The investigation took six years, but Juventus’s doctor has just been convicted of doping players. Matt Barker wonders if the 1990s record books will be rewritten
Having cake-walked qualification for the knockout stages of the Champions League and with the side sitting comfortably in pole position in Serie A, this is shaping up to be a vintage season for Juventus, under new coach Fabio Capello. But the findings and verdict of a recent anti-doping inquest threaten to taint the club’s image. The investigation was prompted by the comments of Zdenek Zeman, a former Roma, Lazio and Napoli coach, now at Lecce. In a 1998 magazine interview, the Czech declared it was “time for Italian football to come out of the pharmacy”, pointing the finger at Juve in particular and talking of a process that had “started with [Gianluca] Vialli and has arrived finally with [Alessandro] Del Piero”.

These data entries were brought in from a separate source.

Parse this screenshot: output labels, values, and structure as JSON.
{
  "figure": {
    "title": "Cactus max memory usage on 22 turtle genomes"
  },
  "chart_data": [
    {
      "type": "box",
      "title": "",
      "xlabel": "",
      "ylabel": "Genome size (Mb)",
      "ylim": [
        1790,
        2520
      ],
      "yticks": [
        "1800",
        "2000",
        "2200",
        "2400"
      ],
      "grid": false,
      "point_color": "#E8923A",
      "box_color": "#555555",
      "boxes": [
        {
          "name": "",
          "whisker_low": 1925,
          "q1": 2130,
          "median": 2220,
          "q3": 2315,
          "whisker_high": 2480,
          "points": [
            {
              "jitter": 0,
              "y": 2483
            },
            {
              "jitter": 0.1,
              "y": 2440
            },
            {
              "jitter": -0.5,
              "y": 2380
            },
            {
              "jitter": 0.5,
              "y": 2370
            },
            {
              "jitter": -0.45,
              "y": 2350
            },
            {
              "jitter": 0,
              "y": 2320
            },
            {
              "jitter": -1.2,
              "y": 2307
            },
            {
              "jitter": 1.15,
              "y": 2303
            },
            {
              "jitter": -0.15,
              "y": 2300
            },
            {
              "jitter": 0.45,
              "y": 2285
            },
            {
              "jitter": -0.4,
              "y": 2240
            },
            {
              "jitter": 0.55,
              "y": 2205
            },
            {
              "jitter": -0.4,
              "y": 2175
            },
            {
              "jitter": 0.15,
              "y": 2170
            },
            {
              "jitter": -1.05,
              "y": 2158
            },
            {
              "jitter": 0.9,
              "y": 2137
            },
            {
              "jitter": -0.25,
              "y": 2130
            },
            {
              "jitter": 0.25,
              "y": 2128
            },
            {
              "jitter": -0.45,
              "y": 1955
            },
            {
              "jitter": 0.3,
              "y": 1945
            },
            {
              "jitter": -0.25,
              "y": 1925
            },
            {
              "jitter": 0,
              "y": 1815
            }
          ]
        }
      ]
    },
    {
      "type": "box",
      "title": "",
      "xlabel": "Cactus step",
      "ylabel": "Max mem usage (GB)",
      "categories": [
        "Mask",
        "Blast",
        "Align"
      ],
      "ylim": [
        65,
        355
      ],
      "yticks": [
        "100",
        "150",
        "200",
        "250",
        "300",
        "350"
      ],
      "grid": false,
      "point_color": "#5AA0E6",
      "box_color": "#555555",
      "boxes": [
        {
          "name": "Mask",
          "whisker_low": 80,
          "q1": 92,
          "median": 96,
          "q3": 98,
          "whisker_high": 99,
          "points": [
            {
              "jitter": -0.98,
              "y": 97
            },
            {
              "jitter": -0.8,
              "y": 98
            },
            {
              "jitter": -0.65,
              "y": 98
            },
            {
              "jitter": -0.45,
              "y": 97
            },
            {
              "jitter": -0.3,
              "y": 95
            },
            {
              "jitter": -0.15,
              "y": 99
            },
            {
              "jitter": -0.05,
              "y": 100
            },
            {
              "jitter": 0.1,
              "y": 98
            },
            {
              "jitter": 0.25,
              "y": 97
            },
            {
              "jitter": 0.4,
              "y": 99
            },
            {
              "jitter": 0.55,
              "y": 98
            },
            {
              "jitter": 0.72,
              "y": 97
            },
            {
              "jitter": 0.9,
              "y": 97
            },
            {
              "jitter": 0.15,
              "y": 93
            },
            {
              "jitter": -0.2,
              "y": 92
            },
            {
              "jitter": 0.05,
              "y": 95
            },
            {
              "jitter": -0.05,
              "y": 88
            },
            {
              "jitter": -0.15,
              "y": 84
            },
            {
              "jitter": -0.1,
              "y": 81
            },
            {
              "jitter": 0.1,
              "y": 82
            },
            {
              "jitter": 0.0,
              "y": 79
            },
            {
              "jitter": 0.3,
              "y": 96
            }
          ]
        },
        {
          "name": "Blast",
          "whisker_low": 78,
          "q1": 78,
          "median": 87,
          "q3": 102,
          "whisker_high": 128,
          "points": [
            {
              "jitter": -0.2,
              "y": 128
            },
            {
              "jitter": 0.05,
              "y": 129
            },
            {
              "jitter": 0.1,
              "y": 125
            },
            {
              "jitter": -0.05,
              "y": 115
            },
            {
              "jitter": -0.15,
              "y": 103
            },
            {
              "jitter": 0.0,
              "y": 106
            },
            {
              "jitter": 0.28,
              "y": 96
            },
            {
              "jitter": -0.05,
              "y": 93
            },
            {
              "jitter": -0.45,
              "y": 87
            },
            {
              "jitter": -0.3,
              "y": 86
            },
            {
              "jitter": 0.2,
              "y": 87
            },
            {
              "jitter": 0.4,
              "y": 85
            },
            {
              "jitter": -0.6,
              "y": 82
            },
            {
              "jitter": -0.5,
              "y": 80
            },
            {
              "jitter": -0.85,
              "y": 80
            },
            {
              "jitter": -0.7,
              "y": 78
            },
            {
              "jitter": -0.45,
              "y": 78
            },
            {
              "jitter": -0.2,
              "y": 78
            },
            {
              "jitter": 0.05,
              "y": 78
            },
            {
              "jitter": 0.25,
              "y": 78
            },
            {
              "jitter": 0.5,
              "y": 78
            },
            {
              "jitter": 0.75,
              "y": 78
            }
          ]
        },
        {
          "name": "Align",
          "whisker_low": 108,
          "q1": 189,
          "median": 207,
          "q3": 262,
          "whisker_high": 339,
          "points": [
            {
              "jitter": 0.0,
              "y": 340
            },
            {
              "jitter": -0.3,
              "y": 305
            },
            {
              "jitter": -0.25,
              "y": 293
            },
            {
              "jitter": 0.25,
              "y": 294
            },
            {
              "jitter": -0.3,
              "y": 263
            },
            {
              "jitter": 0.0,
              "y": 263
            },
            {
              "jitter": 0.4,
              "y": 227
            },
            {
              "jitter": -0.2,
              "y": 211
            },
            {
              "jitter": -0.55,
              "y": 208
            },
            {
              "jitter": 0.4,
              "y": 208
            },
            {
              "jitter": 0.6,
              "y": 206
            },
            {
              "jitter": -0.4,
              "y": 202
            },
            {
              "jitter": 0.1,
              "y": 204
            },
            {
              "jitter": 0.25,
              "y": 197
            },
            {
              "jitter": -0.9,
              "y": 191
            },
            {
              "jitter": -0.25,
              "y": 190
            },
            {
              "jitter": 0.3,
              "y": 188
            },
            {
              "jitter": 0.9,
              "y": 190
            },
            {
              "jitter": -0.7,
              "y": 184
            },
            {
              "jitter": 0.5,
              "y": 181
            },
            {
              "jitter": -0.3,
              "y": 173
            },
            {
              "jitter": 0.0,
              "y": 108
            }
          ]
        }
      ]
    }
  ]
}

Zeman’s remarks caused uproar (Vialli branded him a terrorist and a mafia-sympathiser), but were treated as sufficiently serious as to warrant a full inquiry overseen by Raffaele Guariniello, a Turin lawyer. Now, six years later, club doctor Riccardo Agricola has been found guilty of supplying performance-enhancing drugs, namely erythropoietin (EPO), to Juventus players from 1994 to 1998. During that four-year period the club won three scudettos and beat Ajax in the 1996 Champions League final, then qualified for the next two finals, too.
Agricola has been given a 22-month conditional sentence, while chief executive Antonio Giraudo was cleared of any wrongdoing – a verdict seen by Juventus as proof of the club’s innocence. Giraudo hailed the decision as a “victory for our fans” and promised the bianconeri would stick by Agricola: “He is and will remain the Juventus doctor.” The club are to appeal against the sentence, a process that won’t even begin until April 2007. But there’s a palpable sense of relief at the club’s Turin HQ, a belief that things can go back to normal and that the matter is now concluded.
Giraudo’s argument, that medical staff worked independently of the club’s hierarchy, is just plain daft. Investigators found 281 different types of drugs at the Juventus training centre – enough, as Gazzetta dello Sport pointed out, to run a small hospital. In his testimony, Del Piero recalled being given ten coloured pills before a game. Other players told of being administered doses of creatine at half-time. Surely someone at the club would have been curious as to what was going on; of who was taking what and why?
The fallout and finger-pointing began almost immediately, though so far clubs with a potential interest in compensation claims have been quiet (the official Ajax word on the 1996 final is that no action will be taken, though Louis van Gaal and Zeman believe the result should be declared void and the trophy awarded to the Dutch). However, Turin magistrates are planning to prosecute a number of players for providing false testimonies during the original hearings. Juve stars past and present were called to give evidence during the investigation and quickly tagged the “I-don’t-know-ers” by a sceptical press. Roberto Baggio claimed he couldn’t remember that far back, while Uruguayan defensive hardman Paolo Montero had an attack of the jitters and asked to be excused from making a statement because there were “too many people” in the courtroom.
The magistrates are particularly interested in talking to Marcello Lippi again. The then Juve coach’s original statement was that he saw drips being administered to his players, but never thought to ask what was going on. Lippi also admitted that the club had doled out three grammes of creatine a day to playing staff, but has since claimed in a book that the doses were closer to 20g. One football medical expert said he was approached by an anonymous Serie A player, believed by many to be in the Juventus side, anxious to know the potential side-effects of regular EPO usage.
Meanwhile, the war of words between Zeman and Juve continues: a recent live television encounter saw a heated exchange with Lippi that ended with Zeman’s promise to “change the system from the inside”. Following the declaration by sports minister Girolamo Sirchia that the problem of doping is “widespread”, a nervous Roma have confessed to giving muscle-enhancing Voltaren to players, and random EPO-testing is to be reintroduced in January.